The room was the same size. But it created a completely different impression. It was impossible to say if it was random chaos or the result of what had actually been a systematic collection of things that over the years had been picked up and put down, which in the end would give an outsider the same impression.
There was a rusty old fridge directly to the right of the door, and next to it, piled up against the wall, lobster cages, fish boxes in various shapes and sizes, paddles. Then buoys, much larger than Darot’s, mostly in fire engine red, and reaching into the far corner, mountains of nets. Dupin pushed his way through them. With meshes in different sizes and colors. Dupin rooted around a bit. They looked as if they were no longer used. Amidst them were lines, lots of long lines, wrapped around logs. A bucket full of fishing hooks, a bucket of lead weights.
But nothing with little gadgets attached.
Everything seemed to belong here, nothing out of the ordinary.
Dupin turned around and left the shed. The light was so blinding, he had to hold his hand in front of his eyes.
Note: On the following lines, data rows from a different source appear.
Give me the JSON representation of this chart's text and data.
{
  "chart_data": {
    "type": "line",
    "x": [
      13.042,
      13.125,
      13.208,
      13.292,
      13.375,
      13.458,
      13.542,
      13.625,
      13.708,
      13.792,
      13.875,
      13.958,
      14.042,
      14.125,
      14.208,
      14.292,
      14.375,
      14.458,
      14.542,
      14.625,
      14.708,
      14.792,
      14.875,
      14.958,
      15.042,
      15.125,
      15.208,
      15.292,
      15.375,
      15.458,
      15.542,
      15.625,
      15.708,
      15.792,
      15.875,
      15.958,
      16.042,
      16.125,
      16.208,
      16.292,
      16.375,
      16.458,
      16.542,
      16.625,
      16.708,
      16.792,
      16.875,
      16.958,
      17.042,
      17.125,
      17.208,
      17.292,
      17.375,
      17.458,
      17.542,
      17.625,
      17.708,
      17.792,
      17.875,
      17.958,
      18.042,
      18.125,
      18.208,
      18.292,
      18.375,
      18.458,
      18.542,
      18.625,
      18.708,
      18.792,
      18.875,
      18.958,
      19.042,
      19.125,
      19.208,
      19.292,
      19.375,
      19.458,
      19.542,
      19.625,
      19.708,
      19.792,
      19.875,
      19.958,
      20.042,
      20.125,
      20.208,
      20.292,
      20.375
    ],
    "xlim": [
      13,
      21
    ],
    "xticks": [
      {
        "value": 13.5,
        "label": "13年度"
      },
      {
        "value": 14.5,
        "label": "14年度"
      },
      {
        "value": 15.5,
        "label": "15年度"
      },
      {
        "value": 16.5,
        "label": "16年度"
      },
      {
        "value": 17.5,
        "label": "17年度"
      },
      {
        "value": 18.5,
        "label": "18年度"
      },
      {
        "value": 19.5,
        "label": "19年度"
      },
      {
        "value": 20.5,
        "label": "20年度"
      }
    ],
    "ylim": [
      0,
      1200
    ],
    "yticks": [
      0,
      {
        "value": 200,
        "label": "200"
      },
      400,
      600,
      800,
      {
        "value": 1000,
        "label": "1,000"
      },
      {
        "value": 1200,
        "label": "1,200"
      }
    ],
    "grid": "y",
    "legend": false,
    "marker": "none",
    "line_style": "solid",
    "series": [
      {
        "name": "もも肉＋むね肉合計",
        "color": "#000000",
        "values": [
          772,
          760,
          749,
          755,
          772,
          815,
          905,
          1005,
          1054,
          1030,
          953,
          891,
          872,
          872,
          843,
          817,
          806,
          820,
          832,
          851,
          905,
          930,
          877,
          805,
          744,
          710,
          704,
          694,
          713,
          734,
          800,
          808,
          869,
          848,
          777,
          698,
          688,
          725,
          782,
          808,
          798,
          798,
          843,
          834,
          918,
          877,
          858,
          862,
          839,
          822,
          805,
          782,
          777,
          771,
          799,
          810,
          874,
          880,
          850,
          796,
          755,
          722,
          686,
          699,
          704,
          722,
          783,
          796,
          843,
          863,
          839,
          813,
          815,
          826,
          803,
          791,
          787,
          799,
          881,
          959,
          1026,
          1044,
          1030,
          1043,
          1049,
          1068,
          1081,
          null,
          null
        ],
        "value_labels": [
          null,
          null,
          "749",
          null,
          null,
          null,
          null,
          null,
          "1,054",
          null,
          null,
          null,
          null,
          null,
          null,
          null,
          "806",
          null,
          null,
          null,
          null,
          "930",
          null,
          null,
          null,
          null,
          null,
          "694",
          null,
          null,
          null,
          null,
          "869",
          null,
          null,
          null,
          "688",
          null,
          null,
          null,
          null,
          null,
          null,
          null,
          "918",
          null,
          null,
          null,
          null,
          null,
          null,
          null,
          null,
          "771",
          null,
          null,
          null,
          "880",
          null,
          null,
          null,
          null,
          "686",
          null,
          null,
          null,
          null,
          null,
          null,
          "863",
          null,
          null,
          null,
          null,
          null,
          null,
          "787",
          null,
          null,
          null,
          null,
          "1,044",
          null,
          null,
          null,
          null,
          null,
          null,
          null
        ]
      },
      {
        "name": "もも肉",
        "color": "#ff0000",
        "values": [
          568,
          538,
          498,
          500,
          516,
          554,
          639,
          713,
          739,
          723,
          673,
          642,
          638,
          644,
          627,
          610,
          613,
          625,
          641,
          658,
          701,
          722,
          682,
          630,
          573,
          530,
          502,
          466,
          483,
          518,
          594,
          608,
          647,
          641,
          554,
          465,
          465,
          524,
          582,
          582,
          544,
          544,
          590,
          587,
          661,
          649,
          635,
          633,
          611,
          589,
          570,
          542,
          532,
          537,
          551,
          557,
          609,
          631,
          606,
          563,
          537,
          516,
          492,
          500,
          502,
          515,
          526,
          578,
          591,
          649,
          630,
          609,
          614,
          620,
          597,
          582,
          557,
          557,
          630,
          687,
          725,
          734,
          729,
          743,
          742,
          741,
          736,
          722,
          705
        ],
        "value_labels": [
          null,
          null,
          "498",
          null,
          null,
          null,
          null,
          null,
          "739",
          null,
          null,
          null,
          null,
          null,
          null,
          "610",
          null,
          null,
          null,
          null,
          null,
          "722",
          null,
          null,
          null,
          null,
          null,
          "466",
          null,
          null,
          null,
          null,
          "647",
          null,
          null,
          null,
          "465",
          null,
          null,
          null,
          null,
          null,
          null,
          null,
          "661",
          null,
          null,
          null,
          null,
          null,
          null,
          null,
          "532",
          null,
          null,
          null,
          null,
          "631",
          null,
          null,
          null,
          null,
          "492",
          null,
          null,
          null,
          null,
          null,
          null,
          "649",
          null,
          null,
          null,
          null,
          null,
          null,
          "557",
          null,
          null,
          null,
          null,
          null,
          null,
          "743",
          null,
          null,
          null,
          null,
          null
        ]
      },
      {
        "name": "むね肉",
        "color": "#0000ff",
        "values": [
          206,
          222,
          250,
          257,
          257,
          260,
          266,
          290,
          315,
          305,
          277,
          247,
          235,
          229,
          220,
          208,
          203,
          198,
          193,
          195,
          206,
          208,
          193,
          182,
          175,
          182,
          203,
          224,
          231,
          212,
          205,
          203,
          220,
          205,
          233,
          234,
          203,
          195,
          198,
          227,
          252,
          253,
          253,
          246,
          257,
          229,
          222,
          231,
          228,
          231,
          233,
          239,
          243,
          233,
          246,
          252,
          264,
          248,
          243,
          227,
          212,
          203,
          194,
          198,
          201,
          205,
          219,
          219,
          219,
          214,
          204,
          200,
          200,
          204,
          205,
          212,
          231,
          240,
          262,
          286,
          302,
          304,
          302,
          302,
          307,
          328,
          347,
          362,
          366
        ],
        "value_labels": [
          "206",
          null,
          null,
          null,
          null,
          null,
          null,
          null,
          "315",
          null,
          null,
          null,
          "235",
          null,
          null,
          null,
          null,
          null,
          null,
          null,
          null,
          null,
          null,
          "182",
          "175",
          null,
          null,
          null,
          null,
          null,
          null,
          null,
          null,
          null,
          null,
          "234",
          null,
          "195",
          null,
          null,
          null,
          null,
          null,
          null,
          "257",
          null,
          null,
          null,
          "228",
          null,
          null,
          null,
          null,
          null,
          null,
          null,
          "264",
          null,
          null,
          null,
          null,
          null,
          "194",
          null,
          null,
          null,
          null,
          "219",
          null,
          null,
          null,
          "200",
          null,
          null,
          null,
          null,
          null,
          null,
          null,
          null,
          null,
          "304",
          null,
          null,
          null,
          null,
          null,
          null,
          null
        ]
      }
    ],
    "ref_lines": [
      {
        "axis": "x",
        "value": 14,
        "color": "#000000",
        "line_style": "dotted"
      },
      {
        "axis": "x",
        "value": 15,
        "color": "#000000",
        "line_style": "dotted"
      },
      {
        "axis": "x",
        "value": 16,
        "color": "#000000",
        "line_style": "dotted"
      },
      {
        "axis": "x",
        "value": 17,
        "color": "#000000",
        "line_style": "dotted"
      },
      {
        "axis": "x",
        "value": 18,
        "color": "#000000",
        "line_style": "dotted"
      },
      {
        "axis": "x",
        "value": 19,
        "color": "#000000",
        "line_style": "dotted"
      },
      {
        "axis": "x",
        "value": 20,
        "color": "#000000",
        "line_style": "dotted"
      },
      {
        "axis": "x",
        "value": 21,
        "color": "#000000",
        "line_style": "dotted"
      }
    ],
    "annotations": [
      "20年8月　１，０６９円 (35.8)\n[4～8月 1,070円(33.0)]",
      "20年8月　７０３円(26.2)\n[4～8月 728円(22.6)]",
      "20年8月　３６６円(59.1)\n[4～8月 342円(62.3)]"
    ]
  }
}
“We have already made progress,” said Goulch, who was standing directly in front of him. “The crime scene team have been through the dolphin researcher’s house in detail, and are now on the fisherwoman’s. They definitely found no net at Darot’s. There were a couple at Kerkrom’s, but none with some sort of gadgets attached. Nor did they find a cell phone on Darot’s boat. Nor a computer or laptop. Just a battery charger. No laptop at Kerkrom’s either, and it was a big fifteen-inch notebook, from what we know by now.”
In which case the killer had been into the houses. Maybe he knew there were clues on the machines, or at least was afraid there might be. In which case maybe he had also taken other things.
“We need somebody to go through their email accounts straightaway.”
“That’s complicated, as you know. But we’re working on it.”
“Good. Okay, let’s go.”
Dupin had already set off; his voice had sounded grumpy.
He was unsatisfied. And nervous.
It wasn’t long before the shakedown on the sea was due to start, the so-called “joint services action.” That would stir things up. Maybe even throw up things to do with their case, speed things up, bring them to a head.